Titled “Illicit Financial Flows from Developing Countries: 2004-2013”, the study authored by GFI Chief Economist Dev Kar and GFI Junior Economist Joseph Spanjers, reveals that illicit financial flows first surpassed US$1 trillion in 2011, and have grown to US$1.1 trillion in 2013marking a dramatic increase from 2004, when illicit outflows totaled just US$465.3 billion.
China leads among top 20 sources of black money with US$139.23 billion avg. (US$1.39 trillion cumulative) followed by Russia US$104.98 billion avg. (US$1.05 trillion cumulative); Mexico US$52.84bn avg. (US$528.44bn cumulative); India US$51.03 billion avg. (US$510.29 billion cumulative); Malaysia US$41.85 billion avg. (US$418.54 billion cumulative) .
In seven of the ten years studied, global IFFs outpaced the total value of all foreign aid and foreign direct investment flowing into poor nations. Sub-Saharan Africa suffered the largest illicit financial outflowsaveraging 6.1 percent of GDPfollowed by Developing Europe (5.9 percent), Asia (3.8 percent), the Western Hemisphere (3.6 percent), and the Middle East, North Africa, Afghanistan, and Pakistan (MENAAP, 2.3 percent), states the study.
The IFF growth rate from 2004-2013 was 8.6 percent in Asia and 7 percent in Developing Europe as well as in the MENA and Asia-Pacific regions, states the study which is based on scrutiny of discrepancies in balance of payments data and direction of trade statistics (DOTS), as reported to the IMF, in order to detect flows of capital that are illegally earned, transferred, and/or utilized
“This study clearly demonstrates that illicit financial flows are the most damaging economic problem faced by the world’s developing and emerging economies,” said GFI President Raymond Baker, a longtime authority on financial crime.
“This year at the UN the mantra of ‘trillions not billions’ was continuously used to indicate the amount of funds needed to reach the Sustainable Development Goals (SDG). Significantly curtailing illicit flows is central to that effort.”

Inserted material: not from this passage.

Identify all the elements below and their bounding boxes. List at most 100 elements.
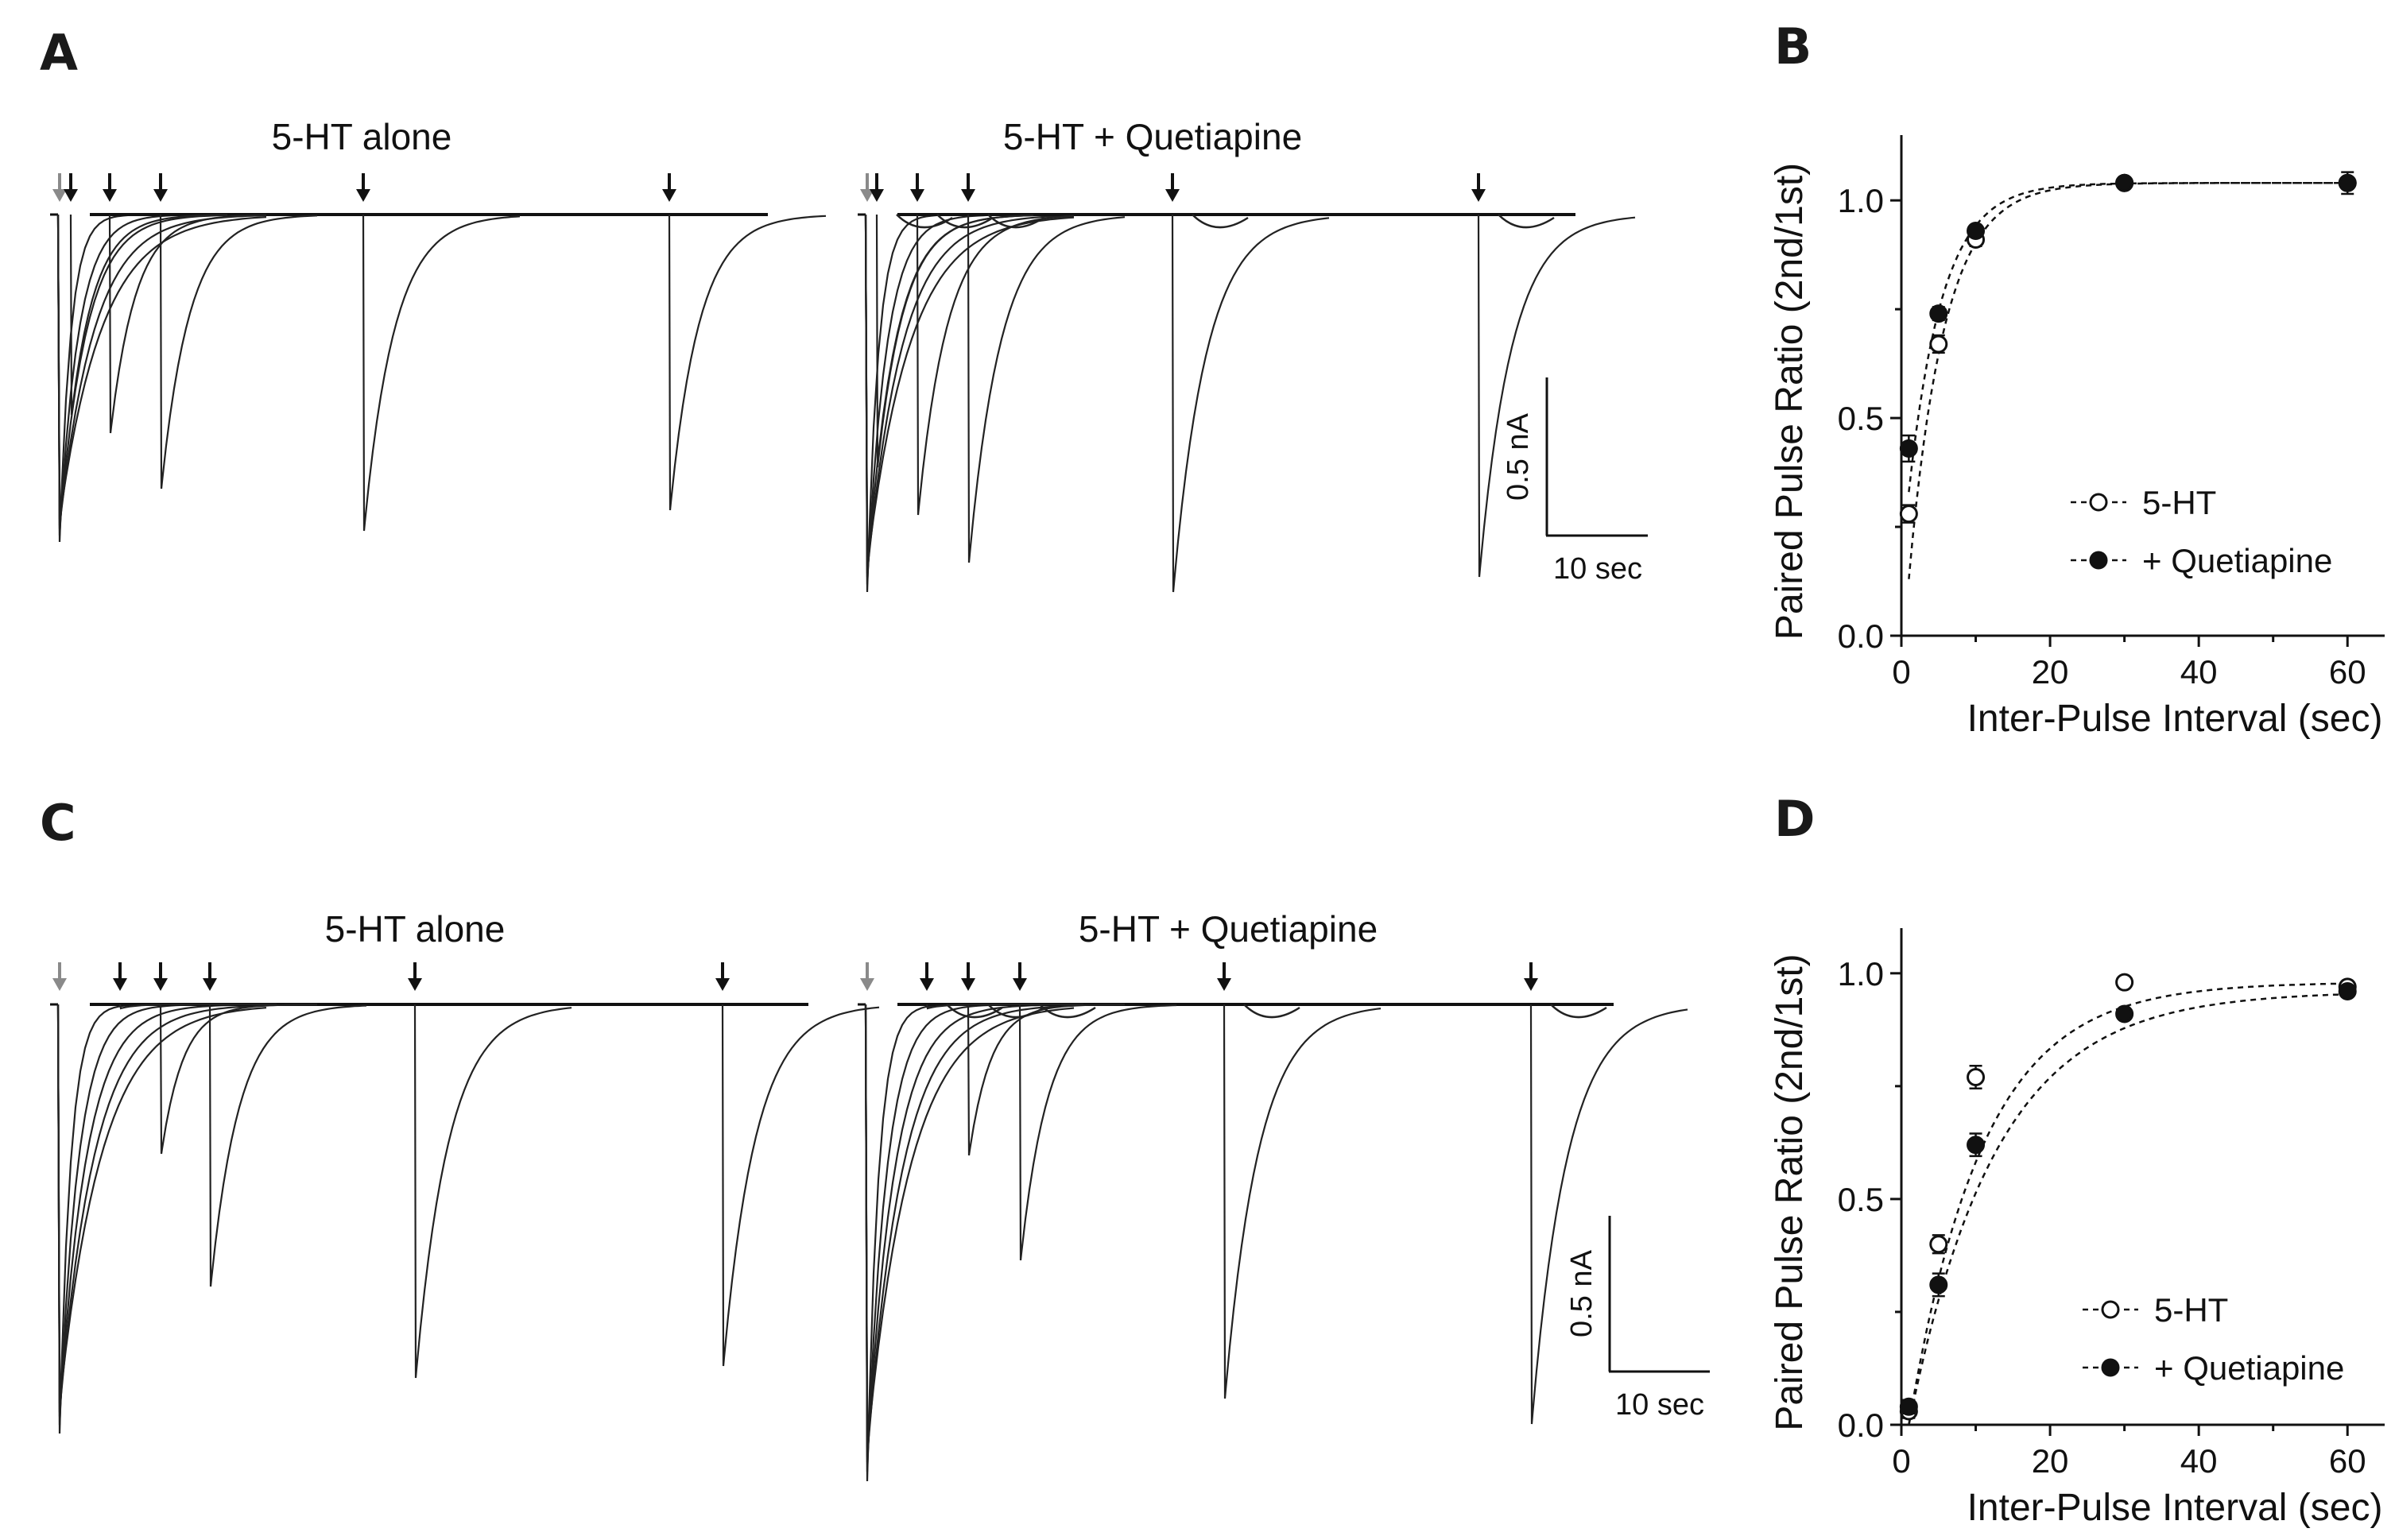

Goal 16.4 of the SDGs calls on countries to significantly reduce illicit financial flows by 2030. However, the international community has not yet agreed on goal indicators, the technical measurements to provide baselines and track progress made on underlying targets and, subsequently, the overall SDGs.
These indicators will not be finalized until March 2016.
The report recommends that world leaders focus on curbing opacity in the global financial system, which facilitates these outflows, and urges IMF to conduct an annual assessment.
Among major steps urged by GFI to curb illicit money flows is establishment of public registries of verified beneficial ownership information on all legal entities and also the true beneficial owner(s) of any bank account.
“Government authorities should adopt and fully implement all of the Financial Action Task Force’s (FATF) anti-money laundering recommendations; laws already in place should be strongly enforced. Policymakers should require multinational companies to publicly disclose their revenues, profits, losses, sales, taxes paid, subsidiaries, and staff levels on a country-by-country basis,” the report recommends.
Urging all countries to share tax information as endorsed by the OECD and the G20, the report states the customs agencies should treat trade transactions involving a tax haven with the highest level of scrutiny.
The GFI has also urged governments to significantly boost their customs enforcement by equipping and training officers to better detect intentional mis-invoicing of trade transactions, particularly through access to real-time world market pricing information at a detailed commodity level.